All companies which have a Premium Listing of equity shares are required by the UK Listing Authority (UKLA) to report on whether they have complied with the code. They must also explain the reasoning to shareholders if, for any reason, the code has not been followed.

Proposed revisions to the code were first published in April, following consultations in October and November 2013.

Companies must demonstrate self-belief

The onus will be placed on companies to “robustly assess” their primary risks and explain how each one is being managed or mitigated. They will also need to state whether the business can continue operating and meet its responsibilities from its current position. That claim must come with a specified time period for how long those circumstances remain valid, and the FRC says the stated period should be at least 12 months.

The wide view

The FRC is attempting to encourage long-term planning by both companies and investors. New rules on shareholder engagement and remuneration policies indicate this approach.

Executive pay is set to be curtailed, with the FRC recommending holding back or recouping rewards for employee contributions. Companies will also need to keep their shareholders fully informed, and to demonstrate how they will communicate effectively when a majority votes against a business decision.
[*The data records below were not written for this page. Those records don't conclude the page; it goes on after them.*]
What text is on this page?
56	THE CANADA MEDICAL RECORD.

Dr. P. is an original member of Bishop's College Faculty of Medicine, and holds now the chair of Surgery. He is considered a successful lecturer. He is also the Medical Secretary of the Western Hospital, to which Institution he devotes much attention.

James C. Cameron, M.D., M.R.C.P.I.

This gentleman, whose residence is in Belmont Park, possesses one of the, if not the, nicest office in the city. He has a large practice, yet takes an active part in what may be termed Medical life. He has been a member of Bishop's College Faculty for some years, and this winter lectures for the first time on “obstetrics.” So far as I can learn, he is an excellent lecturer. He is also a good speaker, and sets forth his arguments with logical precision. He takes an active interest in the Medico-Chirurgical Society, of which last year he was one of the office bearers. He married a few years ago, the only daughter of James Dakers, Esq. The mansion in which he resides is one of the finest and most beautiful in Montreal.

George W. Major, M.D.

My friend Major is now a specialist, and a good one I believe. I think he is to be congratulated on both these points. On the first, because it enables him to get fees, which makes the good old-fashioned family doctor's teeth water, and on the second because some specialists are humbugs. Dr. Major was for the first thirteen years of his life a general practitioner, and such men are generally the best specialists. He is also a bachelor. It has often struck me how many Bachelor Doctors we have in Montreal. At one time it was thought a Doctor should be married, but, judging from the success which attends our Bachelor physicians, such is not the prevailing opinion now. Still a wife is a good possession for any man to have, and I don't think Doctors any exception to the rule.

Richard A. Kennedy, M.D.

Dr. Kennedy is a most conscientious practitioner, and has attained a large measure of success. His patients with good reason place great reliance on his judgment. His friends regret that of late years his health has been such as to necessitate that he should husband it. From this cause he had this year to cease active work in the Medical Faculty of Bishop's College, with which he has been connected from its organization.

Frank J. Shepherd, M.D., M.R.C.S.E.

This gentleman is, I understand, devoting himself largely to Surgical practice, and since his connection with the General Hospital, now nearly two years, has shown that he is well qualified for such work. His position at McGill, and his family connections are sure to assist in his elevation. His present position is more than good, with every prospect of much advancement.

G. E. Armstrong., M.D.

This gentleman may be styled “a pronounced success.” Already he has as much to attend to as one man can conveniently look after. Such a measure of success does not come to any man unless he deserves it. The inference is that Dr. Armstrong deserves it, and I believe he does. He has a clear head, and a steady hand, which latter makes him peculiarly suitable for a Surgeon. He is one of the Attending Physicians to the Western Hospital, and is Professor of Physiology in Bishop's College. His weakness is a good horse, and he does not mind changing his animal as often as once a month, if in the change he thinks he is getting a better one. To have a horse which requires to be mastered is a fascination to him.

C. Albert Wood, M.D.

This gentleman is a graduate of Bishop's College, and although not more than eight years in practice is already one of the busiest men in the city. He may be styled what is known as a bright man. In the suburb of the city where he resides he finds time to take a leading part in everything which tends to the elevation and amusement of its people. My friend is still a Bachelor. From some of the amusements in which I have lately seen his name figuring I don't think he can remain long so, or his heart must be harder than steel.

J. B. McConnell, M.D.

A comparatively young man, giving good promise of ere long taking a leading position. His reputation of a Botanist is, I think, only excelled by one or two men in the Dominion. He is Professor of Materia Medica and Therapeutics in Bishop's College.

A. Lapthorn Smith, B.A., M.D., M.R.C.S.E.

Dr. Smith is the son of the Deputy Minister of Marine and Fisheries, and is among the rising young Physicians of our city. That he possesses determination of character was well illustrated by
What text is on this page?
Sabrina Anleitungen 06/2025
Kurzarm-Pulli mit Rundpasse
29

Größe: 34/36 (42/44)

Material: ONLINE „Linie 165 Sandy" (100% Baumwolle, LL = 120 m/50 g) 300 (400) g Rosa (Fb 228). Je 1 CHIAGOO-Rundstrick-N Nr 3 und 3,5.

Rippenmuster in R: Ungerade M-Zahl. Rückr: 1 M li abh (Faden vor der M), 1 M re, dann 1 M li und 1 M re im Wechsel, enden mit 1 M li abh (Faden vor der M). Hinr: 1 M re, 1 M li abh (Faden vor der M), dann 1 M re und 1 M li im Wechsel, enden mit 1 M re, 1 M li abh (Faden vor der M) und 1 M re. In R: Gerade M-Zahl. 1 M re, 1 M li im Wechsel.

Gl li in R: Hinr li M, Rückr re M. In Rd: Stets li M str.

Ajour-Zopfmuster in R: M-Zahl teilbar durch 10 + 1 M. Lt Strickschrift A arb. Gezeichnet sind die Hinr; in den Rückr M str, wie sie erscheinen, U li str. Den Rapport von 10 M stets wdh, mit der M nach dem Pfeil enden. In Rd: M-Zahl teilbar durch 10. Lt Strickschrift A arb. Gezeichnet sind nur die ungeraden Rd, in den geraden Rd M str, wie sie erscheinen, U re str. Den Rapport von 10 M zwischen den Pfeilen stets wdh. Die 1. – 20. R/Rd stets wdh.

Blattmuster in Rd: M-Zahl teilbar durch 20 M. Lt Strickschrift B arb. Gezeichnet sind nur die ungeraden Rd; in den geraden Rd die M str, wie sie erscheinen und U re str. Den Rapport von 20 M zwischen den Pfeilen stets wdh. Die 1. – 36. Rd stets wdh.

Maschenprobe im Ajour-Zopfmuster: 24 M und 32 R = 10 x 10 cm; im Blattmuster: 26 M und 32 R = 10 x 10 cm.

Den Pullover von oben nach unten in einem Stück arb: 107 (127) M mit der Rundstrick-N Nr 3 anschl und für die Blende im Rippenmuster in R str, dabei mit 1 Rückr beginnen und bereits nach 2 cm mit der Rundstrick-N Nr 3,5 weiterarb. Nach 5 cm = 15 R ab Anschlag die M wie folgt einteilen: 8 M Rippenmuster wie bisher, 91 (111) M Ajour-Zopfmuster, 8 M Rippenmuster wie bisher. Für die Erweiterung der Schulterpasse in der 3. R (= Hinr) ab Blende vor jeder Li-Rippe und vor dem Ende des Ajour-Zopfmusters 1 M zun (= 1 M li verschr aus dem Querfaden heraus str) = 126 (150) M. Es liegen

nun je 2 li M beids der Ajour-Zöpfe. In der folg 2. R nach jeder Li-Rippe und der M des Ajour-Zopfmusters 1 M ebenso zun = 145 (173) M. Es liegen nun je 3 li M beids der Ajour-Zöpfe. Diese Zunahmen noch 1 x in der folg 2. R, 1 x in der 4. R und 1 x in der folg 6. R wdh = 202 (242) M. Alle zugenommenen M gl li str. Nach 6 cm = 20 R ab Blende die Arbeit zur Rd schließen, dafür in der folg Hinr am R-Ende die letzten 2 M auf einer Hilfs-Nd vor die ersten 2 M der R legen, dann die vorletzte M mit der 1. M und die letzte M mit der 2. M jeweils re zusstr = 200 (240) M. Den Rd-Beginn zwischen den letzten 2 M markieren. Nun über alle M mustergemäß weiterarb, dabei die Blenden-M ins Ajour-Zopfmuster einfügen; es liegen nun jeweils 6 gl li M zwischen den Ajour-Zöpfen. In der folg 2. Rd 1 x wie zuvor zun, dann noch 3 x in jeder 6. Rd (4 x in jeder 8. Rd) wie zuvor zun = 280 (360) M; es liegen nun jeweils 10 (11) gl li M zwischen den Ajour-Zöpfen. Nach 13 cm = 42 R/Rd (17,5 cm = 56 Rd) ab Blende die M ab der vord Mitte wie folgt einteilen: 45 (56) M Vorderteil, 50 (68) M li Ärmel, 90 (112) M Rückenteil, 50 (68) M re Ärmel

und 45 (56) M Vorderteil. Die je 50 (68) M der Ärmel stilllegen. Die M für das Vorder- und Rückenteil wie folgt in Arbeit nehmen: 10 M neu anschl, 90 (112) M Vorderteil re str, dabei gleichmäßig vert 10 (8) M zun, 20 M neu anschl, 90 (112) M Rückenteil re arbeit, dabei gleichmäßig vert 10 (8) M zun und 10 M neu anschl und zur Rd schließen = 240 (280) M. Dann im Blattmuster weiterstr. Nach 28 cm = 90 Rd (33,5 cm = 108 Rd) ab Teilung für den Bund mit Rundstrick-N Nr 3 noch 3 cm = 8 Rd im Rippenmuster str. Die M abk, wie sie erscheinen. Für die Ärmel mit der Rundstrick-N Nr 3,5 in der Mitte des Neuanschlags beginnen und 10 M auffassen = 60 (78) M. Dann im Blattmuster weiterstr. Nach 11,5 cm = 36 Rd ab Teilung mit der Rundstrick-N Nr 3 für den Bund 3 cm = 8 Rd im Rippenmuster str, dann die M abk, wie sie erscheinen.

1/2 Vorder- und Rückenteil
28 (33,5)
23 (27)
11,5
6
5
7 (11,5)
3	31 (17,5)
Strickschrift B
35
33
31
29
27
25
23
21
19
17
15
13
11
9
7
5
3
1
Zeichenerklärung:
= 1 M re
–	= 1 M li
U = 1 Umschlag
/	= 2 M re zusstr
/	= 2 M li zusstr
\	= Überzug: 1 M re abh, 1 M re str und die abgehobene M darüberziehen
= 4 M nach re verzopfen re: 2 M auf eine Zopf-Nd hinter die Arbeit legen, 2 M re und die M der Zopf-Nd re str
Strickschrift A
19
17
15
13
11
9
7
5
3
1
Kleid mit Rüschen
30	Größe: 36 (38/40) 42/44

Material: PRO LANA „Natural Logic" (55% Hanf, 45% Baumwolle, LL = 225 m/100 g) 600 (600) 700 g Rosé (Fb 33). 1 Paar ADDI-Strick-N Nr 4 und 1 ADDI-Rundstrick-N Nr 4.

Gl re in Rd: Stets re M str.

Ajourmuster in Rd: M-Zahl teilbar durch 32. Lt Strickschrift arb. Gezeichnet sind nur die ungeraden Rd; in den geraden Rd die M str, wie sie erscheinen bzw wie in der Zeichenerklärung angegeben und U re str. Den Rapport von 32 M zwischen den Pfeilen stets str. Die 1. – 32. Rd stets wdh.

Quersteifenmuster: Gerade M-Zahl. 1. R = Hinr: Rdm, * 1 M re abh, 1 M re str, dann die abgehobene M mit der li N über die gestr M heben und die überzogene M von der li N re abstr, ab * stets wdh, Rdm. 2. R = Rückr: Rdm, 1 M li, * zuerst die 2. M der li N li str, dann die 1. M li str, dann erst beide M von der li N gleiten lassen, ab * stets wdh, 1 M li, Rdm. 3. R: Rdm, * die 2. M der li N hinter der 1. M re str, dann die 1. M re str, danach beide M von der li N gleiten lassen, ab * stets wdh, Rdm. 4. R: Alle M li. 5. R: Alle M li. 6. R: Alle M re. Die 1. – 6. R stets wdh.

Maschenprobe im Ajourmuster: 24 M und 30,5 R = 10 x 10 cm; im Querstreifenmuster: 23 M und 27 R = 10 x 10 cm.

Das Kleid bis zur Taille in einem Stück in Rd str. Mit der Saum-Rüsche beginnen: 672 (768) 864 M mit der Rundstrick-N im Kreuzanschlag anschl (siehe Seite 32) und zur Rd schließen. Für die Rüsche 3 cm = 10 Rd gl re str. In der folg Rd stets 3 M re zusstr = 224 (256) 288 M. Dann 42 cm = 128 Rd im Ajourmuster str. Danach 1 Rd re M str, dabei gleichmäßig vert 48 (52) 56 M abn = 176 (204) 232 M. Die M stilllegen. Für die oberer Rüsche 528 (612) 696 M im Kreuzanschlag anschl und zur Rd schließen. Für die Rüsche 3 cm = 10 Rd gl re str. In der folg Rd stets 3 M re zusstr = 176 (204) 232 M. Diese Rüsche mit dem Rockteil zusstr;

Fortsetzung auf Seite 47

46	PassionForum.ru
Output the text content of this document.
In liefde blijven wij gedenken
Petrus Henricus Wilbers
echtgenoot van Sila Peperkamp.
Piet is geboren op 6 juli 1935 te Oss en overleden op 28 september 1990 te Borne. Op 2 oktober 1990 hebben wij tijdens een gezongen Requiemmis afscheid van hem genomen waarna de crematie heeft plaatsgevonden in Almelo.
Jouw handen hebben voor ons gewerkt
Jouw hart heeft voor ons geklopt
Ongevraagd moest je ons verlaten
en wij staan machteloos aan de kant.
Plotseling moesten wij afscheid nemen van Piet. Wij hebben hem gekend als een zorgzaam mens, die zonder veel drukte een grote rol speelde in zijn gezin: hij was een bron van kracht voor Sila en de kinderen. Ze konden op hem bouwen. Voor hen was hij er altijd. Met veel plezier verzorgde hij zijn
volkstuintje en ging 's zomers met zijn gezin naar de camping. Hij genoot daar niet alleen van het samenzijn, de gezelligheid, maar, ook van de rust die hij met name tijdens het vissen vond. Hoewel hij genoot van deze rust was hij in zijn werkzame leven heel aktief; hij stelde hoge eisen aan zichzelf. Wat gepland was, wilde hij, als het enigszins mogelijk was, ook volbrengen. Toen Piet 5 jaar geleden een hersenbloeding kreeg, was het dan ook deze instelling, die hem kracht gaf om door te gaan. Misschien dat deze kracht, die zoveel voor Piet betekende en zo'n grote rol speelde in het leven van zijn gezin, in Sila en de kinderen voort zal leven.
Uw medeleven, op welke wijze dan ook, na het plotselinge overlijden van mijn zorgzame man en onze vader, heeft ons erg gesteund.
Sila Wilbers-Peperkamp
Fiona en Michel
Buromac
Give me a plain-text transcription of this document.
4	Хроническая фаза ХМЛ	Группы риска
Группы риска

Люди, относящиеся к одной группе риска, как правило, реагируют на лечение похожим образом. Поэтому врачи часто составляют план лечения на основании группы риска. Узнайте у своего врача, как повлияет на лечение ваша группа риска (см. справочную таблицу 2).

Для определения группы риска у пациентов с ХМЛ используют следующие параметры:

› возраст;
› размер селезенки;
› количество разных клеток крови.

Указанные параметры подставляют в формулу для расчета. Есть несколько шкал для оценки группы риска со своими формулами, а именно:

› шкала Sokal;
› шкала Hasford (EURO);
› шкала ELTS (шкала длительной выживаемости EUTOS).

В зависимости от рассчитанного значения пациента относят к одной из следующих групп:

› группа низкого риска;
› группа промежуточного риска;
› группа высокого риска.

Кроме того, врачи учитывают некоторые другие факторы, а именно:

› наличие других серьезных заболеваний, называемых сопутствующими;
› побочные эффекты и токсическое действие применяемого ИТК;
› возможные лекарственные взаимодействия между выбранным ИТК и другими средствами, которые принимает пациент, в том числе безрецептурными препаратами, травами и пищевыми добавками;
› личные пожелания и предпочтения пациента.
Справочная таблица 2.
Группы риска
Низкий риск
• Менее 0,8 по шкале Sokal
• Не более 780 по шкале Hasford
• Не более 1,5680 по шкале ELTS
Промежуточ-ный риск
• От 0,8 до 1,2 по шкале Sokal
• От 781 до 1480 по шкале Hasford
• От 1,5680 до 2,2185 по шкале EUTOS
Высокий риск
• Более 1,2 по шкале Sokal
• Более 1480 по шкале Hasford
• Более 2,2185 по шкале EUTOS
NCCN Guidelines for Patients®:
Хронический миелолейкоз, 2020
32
Changes which start at the top

Confirming the view that corporate governance must be implemented at all levels of a business, the new FRC code puts responsibility on individual board members. As the April report stated: “Absolutely key in these endeavours are the leadership of the chairman of a board, the support given to and by the CEO, and the frankness and openness of mind with which issues are discussed and tackled by all directors.”

All updates made to the code will come into effect for accounting periods which begin on or after October 1st. A further review will take place in 2016.